L’architettura e il design possono contribuire a ridefinire il ruolo delle strutture per la terza età

Il progetto Ciao! di Fondazione Amplifon si pone l’obiettivo di sostenere l’inclusione sociale delle persone anziane, soprattutto le più esposte al rischio di isolamento. Nata durante la pandemia Covid-19, l’iniziativa ha introdotto nelle RSA alcuni sistemi di videoconferenza ad alta qualità per consentire agli ospiti di mantenere contatti con familiari e amici durante il periodo di isolamento sanitario.
Nel tempo, la piattaforma digitale si è trasformata in un contenitore di attività culturali e ricreative, e ha ospitato concerti, visite virtuali, lezioni di yoga, arte terapia, incontri con artiste e artisti e corsi di cucina, tutte attività che hanno progressivamente ridefinito il ruolo della tecnologia nelle strutture residenziali. Oggi il progetto coinvolge circa trentamila anziani distribuiti in oltre trecento strutture italiane e in altre trenta RSA in cinque Paesi: Australia, Francia, Portogallo, Svizzera e Spagna.
L’evoluzione del progetto ha portato la Fondazione a spostare l’attenzione dal digitale allo spazio fisico. L’idea nasce da una constatazione diffusa nel settore socio-sanitario: molte RSA sono progettate seguendo necessità funzionali e sanitarie, mentre risultano carenti sul piano della qualità percettiva e relazionale degli ambienti. Il design diventa in questo senso una variabile strategica capace di incidere sul benessere emotivo, e sulla socialità degli ospiti.
Per sviluppare questa visione, la Fondazione ha coinvolto l’architetta italiana Benedetta Tagliabue, figura di rilievo dell’architettura internazionale. Il progetto si concentra sugli spazi verdi delle strutture residenziali, spesso sottoutilizzati o privi di identità. L’obiettivo è quello di trasformarli in luoghi di relazione stabile, capaci di favorire incontri, conversazioni e attività collettive.

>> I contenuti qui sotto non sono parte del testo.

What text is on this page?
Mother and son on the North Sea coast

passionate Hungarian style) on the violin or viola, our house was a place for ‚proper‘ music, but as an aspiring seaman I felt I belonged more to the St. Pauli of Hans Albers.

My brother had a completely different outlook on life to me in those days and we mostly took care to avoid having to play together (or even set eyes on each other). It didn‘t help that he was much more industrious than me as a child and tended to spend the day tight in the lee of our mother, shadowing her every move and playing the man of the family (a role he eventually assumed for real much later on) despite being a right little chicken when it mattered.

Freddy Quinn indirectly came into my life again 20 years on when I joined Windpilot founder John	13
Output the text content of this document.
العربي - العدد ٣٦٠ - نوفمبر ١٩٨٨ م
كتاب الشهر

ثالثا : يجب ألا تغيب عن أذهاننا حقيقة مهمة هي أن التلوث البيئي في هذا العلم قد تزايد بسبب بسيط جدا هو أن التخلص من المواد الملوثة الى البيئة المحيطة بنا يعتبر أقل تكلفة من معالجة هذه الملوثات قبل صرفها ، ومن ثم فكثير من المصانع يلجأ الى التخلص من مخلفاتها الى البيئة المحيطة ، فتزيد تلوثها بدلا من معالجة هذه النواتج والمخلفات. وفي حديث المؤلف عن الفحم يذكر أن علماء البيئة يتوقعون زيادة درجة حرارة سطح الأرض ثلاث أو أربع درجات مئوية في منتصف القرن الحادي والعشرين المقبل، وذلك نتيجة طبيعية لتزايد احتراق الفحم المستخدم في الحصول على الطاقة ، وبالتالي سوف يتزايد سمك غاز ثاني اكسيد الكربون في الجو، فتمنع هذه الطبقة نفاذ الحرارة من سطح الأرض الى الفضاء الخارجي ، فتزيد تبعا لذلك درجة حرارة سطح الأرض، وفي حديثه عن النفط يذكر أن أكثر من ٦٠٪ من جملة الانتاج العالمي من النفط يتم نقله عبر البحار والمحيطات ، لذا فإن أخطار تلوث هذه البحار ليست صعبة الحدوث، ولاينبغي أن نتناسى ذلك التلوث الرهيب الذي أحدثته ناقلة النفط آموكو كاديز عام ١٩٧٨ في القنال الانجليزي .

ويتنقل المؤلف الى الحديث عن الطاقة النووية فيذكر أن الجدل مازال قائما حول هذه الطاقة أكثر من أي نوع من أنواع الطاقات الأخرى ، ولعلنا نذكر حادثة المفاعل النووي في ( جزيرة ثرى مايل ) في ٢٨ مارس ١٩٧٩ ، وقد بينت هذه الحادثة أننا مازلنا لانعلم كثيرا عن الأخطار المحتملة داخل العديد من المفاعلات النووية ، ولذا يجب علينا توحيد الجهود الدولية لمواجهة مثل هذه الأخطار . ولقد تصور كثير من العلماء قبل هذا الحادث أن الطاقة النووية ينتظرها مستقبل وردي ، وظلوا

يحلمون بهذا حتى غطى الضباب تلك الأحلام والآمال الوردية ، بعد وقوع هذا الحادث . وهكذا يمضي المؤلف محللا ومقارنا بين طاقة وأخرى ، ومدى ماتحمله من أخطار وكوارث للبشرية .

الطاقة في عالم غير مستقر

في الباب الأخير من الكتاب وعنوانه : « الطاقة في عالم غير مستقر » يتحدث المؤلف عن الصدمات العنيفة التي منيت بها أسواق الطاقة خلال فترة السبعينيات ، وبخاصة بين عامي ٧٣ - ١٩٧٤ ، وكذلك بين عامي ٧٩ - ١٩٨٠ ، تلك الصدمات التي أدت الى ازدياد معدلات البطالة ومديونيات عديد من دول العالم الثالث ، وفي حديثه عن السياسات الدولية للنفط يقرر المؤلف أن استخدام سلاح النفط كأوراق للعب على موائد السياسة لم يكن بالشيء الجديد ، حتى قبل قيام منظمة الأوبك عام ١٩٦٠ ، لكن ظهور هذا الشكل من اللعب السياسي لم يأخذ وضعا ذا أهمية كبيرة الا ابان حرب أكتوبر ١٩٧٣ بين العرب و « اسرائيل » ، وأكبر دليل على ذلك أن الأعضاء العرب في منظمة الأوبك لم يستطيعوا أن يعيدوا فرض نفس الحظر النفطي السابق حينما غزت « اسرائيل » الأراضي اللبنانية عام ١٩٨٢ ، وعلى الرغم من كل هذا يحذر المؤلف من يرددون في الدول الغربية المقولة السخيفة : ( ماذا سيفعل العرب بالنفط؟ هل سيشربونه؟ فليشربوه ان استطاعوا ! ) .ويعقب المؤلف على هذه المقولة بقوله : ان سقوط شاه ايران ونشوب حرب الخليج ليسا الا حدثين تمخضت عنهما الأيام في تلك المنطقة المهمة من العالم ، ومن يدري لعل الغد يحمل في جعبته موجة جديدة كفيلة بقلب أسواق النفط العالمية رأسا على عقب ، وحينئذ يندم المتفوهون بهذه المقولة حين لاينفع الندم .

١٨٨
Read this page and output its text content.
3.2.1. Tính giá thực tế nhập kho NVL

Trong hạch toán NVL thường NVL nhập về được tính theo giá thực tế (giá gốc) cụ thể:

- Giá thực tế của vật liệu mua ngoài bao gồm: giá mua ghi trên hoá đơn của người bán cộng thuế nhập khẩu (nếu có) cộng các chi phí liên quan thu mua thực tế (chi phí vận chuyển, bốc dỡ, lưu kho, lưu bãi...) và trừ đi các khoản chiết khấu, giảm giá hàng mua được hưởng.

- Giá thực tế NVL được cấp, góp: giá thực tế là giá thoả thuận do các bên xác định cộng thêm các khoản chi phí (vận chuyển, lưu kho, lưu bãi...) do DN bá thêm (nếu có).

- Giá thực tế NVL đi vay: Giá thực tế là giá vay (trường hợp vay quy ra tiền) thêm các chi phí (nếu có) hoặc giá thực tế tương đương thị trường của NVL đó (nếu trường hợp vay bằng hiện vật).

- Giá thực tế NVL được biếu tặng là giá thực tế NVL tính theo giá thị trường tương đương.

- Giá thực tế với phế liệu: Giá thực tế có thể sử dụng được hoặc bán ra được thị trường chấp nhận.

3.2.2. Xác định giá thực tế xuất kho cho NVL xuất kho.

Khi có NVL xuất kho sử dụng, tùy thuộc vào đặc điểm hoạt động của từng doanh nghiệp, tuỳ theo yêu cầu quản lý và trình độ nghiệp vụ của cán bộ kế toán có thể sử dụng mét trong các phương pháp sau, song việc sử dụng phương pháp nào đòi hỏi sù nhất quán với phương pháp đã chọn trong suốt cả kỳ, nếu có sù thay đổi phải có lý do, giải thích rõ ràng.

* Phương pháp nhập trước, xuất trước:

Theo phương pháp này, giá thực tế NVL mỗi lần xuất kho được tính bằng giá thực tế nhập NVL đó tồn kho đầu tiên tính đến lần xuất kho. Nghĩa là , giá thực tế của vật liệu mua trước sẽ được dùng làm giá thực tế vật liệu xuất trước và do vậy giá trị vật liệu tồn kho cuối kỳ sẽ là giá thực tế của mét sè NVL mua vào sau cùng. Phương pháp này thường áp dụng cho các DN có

Il lavoro progettuale si fonda su alcuni principi chiave. Il primo riguarda la centralità dell’esperienza sensoriale: per gli anziani il design deve tenere conto di percezioni visive e tattili modificate dall’età, privilegiando forme riconoscibili, materiali naturali e colori facilmente distinguibili. La progettazione diventa così un dispositivo che facilita l’orientamento e migliora il comfort, riducendo la sensazione di spaesamento che spesso caratterizza la vita all’interno delle strutture assistenziali.
Il secondo elemento riguarda la flessibilità d’uso. Gli arredi ideati per le strutture devono adattarsi alle diverse attività: dalla conversazione alla lettura, fino alle iniziative organizzate da operatrici e operatori. L’idea non è quella di creare un oggetto iconico, ma di costruire un sistema modulare capace di generare spazi dinamici e riconfigurabili.
Il terzo aspetto riguarda la semplicità delle costruzioni. Il progetto è pensato per essere installato con facilità, consentendo il coinvolgimento diretto dei volontari. Questo passaggio introduce un ulteriore valore sociale: la fase di montaggio diventa un momento di incontro tra comunità e residenti, rafforzando il senso di appartenenza e riducendo la distanza tra struttura e territorio.
La dimensione partecipativa rappresenta uno degli elementi distintivi dell’intera iniziativa. Nel 2025 il quaranta per cento dei dipendenti italiani del gruppo ha preso parte ad attività di volontariato, a fronte di una media aziendale del ventidue per cento rilevata dal Goodera Volunteering Quotient Report 2025. Nello stesso anno sono state registrate oltre duemilatrecento ore di volontariato, distribuite in più di cinquanta eventi, per un totale di circa novecento partecipazioni complessive.
Il progetto si inserisce in un più ampio filone internazionale che riconosce al design un ruolo terapeutico e sociale. Le RSA stanno progressivamente abbandonando modelli ospedalieri per orientarsi verso ambienti domestici e relazionali. L’attenzione alla qualità degli spazi diventa parte integrante delle politiche di assistenza, con ricadute documentate sulla qualità della vita, sulla riduzione dello stress e sulla partecipazione alle attività quotidiane.